Dans les premiers temps des téléphones mobiles, les utilisateurs se félicitaient de pourvoir être joints n’importe où n’importe quand. Mais cette situation est devenue rapidement insupportable, notamment devant la mutiplication des abus. Aujourd’hui, ce qui devait n’être qu’un répondeur prenant le message en cas d’absence est devenu un véritable filtre. On n’arrive plus à joindre personne en direct. Il faut en général plusieurs essais et plusieurs messages.
5 Les masques
Il semble qu’il ne soit plus possible de communiquer sous son vrai nom. Partout, on demande d’entrer un Login, un pseudo, un mot de passe secret, comme si la communication était devenue un jeu clandestin et que maintenant, c’était ça la norme. Mais les masques permettent tous les abus que les visages découverts n’autoriseraient pas. On a institionnalisé une communication ou ce n’est jamais le vrai moi qui parle au vrai toi.
6 La mort de la politesse
Ce pourrait être une veille manie de grand-mère, mais c’est beaucoup plus grave. Nous communiquons court et direct. Les formules, les rituels et même le vocabulaire de politesse ont presque totalement disparu de nos échanges. Or ils ne jouaient pas qu’un rôle d’agrément. Ils servaient à désamorcer la violence entre les rapports humains, à la codifier. Sa disparition va de pair avec une montée de l’agressivité verbale et physique, la généralisation d’argots de plus en plus crus, de mots et de tournures de plus en plus blessants, glissant facilement vers des affrontements de personnes. Nous avons perdu les régulateurs comportementaux.
7 Les robots censeurs
Voilà maintenant que pour réguler les échanges humains, sur des plateformes comme Face Book, nous nous en remettons à des machines, à des algorithmes qui décident de supprimer un profil parce qu’un calcul aura détecté des activités qu’il juge anormales, ou des phrases parce des expressions auront été détectées comme portant des marqueurs interdits. Par exemple, un article contre le racisme se verra interdit parce qu’il dénonce des propos racistes. Sans que l'auteur puisse réagir. Sans qu’il puisse se défendre. Puisque ce sont des machines qui prennent la décision. Aucune instance humains, en démocratie, ne serait autorisée à ce type de censure.
Conclusion?
Si un tel monde emergeait, le monde de l’anti-communication, on pourrait attendre de lui qu’il produise au moins les deux effets suivants.

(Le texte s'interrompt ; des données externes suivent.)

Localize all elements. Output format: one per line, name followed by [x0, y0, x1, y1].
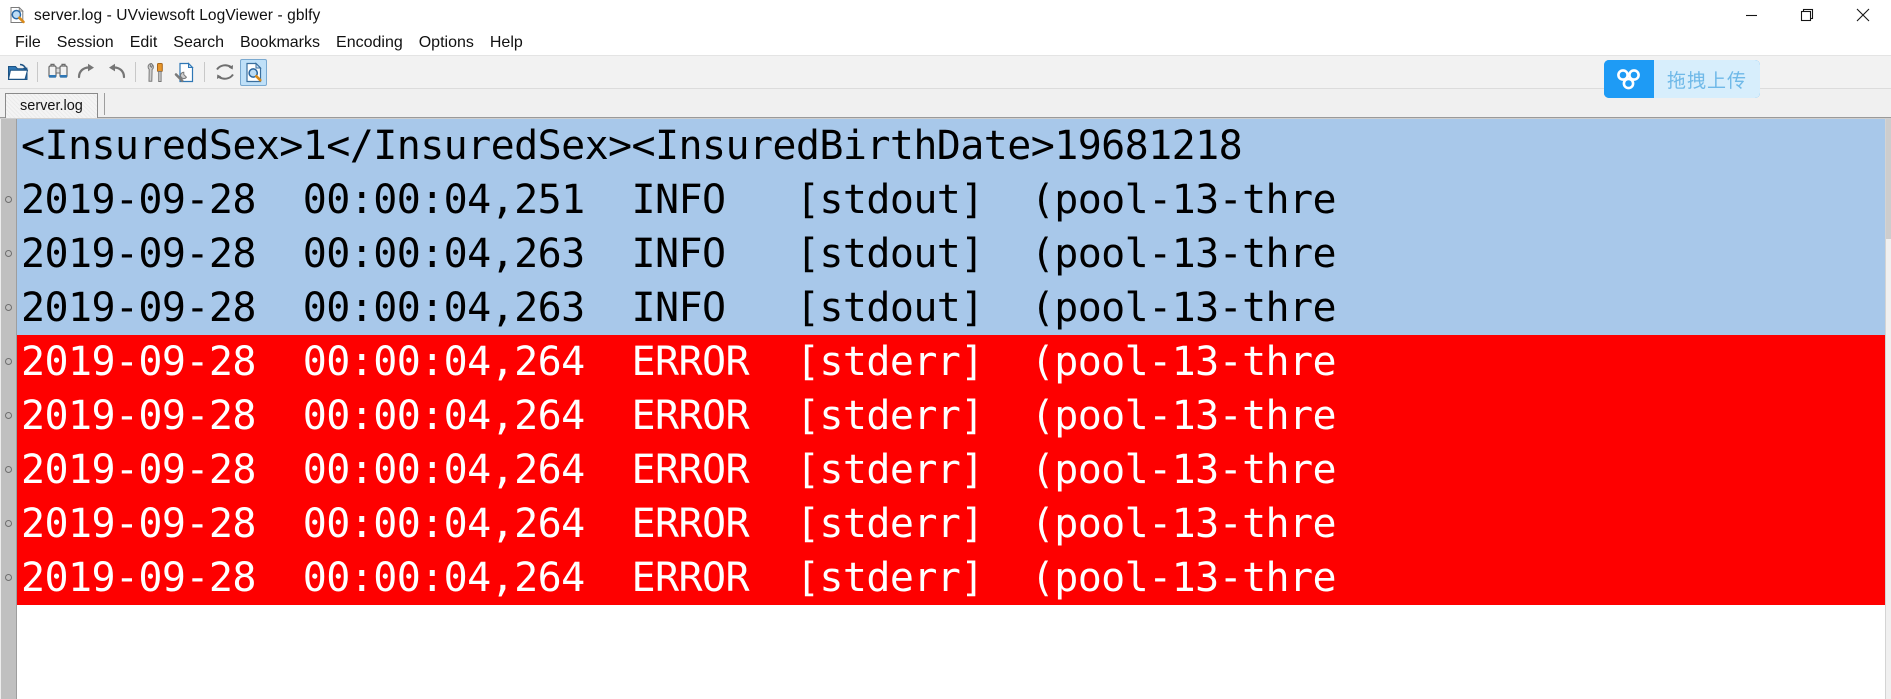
document-preview-button[interactable] [240, 58, 267, 86]
document-settings-button[interactable] [171, 59, 198, 86]
log-line[interactable]: 2019-09-28 00:00:04,251 INFO [stdout] (p… [17, 173, 1891, 227]
log-line[interactable]: 2019-09-28 00:00:04,263 INFO [stdout] (p… [17, 227, 1891, 281]
open-file-icon [7, 62, 29, 82]
tools-options-icon [145, 62, 167, 83]
vertical-scrollbar-thumb[interactable] [1886, 119, 1891, 239]
undo-button[interactable] [102, 59, 129, 86]
menu-file[interactable]: File [7, 30, 49, 55]
close-button[interactable] [1835, 0, 1891, 30]
log-line[interactable]: <InsuredSex>1</InsuredSex><InsuredBirthD… [17, 119, 1891, 173]
gutter-bookmark-marker[interactable] [5, 358, 12, 365]
tools-options-button[interactable] [142, 59, 169, 86]
title-bar-left: server.log - UVviewsoft LogViewer - gblf… [0, 6, 320, 25]
document-preview-icon [244, 61, 264, 83]
menu-search[interactable]: Search [165, 30, 232, 55]
refresh-button[interactable] [211, 59, 238, 86]
baidu-netdisk-icon [1604, 60, 1654, 98]
log-line[interactable]: 2019-09-28 00:00:04,264 ERROR [stderr] (… [17, 443, 1891, 497]
window-controls [1723, 0, 1891, 30]
gutter-bookmark-marker[interactable] [5, 250, 12, 257]
gutter-bookmark-marker[interactable] [5, 466, 12, 473]
window-title: server.log - UVviewsoft LogViewer - gblf… [34, 6, 321, 24]
toolbar-separator [135, 62, 136, 82]
title-bar: server.log - UVviewsoft LogViewer - gblf… [0, 0, 1891, 30]
log-line[interactable]: 2019-09-28 00:00:04,264 ERROR [stderr] (… [17, 389, 1891, 443]
toolbar-separator [37, 62, 38, 82]
toolbar: 拖拽上传 [0, 55, 1891, 98]
menu-bookmarks[interactable]: Bookmarks [232, 30, 328, 55]
bookmark-gutter[interactable] [0, 119, 17, 699]
menu-bar: File Session Edit Search Bookmarks Encod… [0, 30, 1891, 55]
menu-session[interactable]: Session [49, 30, 122, 55]
tab-server-log[interactable]: server.log [5, 93, 98, 118]
menu-help[interactable]: Help [482, 30, 531, 55]
gutter-bookmark-marker[interactable] [5, 520, 12, 527]
log-line[interactable]: 2019-09-28 00:00:04,264 ERROR [stderr] (… [17, 335, 1891, 389]
undo-arrow-icon [105, 62, 127, 82]
baidu-netdisk-upload-badge[interactable]: 拖拽上传 [1604, 60, 1760, 98]
menu-encoding[interactable]: Encoding [328, 30, 411, 55]
app-icon [8, 6, 27, 25]
tab-label: server.log [20, 98, 83, 114]
log-view[interactable]: <InsuredSex>1</InsuredSex><InsuredBirthD… [0, 118, 1891, 699]
refresh-reload-icon [214, 62, 236, 82]
log-line[interactable]: 2019-09-28 00:00:04,263 INFO [stdout] (p… [17, 281, 1891, 335]
logviewer-window: server.log - UVviewsoft LogViewer - gblf… [0, 0, 1891, 699]
open-file-button[interactable] [4, 59, 31, 86]
tab-strip-divider [103, 93, 105, 115]
vertical-scrollbar[interactable] [1885, 119, 1891, 699]
upload-badge-label: 拖拽上传 [1654, 60, 1760, 98]
gutter-bookmark-marker[interactable] [5, 196, 12, 203]
gutter-bookmark-marker[interactable] [5, 574, 12, 581]
restore-button[interactable] [1779, 0, 1835, 30]
gutter-bookmark-marker[interactable] [5, 304, 12, 311]
log-line[interactable]: 2019-09-28 00:00:04,264 ERROR [stderr] (… [17, 497, 1891, 551]
binoculars-find-icon [47, 62, 69, 82]
document-settings-icon [174, 61, 196, 83]
log-lines[interactable]: <InsuredSex>1</InsuredSex><InsuredBirthD… [17, 119, 1891, 699]
gutter-bookmark-marker[interactable] [5, 412, 12, 419]
find-button[interactable] [44, 59, 71, 86]
log-line[interactable]: 2019-09-28 00:00:04,264 ERROR [stderr] (… [17, 551, 1891, 605]
menu-edit[interactable]: Edit [122, 30, 166, 55]
menu-options[interactable]: Options [411, 30, 482, 55]
toolbar-separator [204, 62, 205, 82]
redo-button[interactable] [73, 59, 100, 86]
minimize-button[interactable] [1723, 0, 1779, 30]
redo-arrow-icon [76, 62, 98, 82]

1 De la schizophrénie technologique. Des individus qui à force d’être en relation avec des machines qui les obligents à entrer dans leur propre mode de fonctionnement, se trouvent coupés, du monde réel, déshumanisés, des nerds, des no-life.
2 Une montée sourde mais inexorable de la violence sociale, de la part de tous ceux qui n’arrivent plus à se faire entendre. Des agressions physiques de plus en plus fréquentes, par exemple dans les services publics.
Or, il semble que ce soit précisément ce à quoi on assiste aujourd’hui.